Le dossier est d’une minceur extrême, voire squelettique. La procureure en charge du dossier, Dominique Pérard, avoue elle-même ne disposer d’aucun élément nouveau depuis l’ouverture de l’enquête en août 2011 et prévient que de nombreuses enquêtes préliminaires n’aboutissent pas. L’Equipe prend soin de préciser, après avoir listé les dérives possibles : « Il est hors de question, pour l'heure, de prendre pour argent comptant ces accusations concernant d'hypothétiques dérives ». Louables précautions oratoires qui consistent à refuser de croire à des rumeurs que l’on contribue pourtant à propager.
Car au final, peu importe finalement le fond de l’affaire et le fait de savoir si Europcar est coupable ou pas. Jean-René Bernaudeau a beau clamer son innocence, les valeurs de son équipe et « la jalousie » de certains qui « n’acceptent pas de voir une équipe française avoir des résultats », le mal est fait.
L’une des équipes emblématiques d’une nouvelle approche du cyclisme après le traumatisme de l’affaire Festina est en accusation, sa réputation ternie, et l’image désastreuse du cyclisme est une nouvelle fois souillée. Que l’équipe française soit innocente et que l’enquête soit abandonnée n’y changera rien. On sait bien que les acquittements et les réhabilitations sont reléguées aux entrefilets quand les accusations, fondées ou pas, font la Une.

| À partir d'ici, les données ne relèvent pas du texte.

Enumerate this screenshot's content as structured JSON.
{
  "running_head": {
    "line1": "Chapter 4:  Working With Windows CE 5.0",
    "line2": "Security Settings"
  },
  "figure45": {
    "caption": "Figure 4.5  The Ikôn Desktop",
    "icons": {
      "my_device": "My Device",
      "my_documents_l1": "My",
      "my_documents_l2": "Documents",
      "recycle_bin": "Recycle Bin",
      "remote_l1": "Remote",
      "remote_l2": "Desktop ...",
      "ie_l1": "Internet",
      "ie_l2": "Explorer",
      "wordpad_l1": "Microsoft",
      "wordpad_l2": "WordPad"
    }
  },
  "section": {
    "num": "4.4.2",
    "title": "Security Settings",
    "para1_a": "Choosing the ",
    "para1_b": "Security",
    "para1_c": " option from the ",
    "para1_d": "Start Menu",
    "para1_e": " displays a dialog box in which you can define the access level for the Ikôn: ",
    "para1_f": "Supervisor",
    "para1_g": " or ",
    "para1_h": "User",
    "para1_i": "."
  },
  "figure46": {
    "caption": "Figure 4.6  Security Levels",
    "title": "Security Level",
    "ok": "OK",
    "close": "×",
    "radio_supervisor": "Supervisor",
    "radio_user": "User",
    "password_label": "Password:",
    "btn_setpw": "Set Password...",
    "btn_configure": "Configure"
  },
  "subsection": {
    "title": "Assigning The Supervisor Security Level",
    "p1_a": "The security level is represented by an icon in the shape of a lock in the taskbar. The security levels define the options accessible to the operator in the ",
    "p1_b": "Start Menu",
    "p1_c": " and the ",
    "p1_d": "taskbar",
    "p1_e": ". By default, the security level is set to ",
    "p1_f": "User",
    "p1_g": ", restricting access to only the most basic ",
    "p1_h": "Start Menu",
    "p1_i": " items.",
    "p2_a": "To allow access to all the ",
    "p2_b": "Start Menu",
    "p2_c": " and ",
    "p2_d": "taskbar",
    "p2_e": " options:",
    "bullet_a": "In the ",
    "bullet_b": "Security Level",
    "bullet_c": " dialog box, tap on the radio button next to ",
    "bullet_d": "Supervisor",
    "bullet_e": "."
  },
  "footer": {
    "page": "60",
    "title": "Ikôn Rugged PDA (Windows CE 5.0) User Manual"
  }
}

Il n’y a même pas à s’étonner que cette « affaire », portant sur une enquête lancée voilà onze mois, « éclate » près d’un an plus tard, après être restée enfouie pendant tout ce temps dans les placards du Palais de Justice de Paris. Le Tour de France a toujours servi de tribune, de caisse de résonance, d’occasion rêvée de dénoncer, de polémiquer, de mettre en cause et de vendre de la copie. Un Grand Départ du Tour sans polémique est presque un Grand Départ raté.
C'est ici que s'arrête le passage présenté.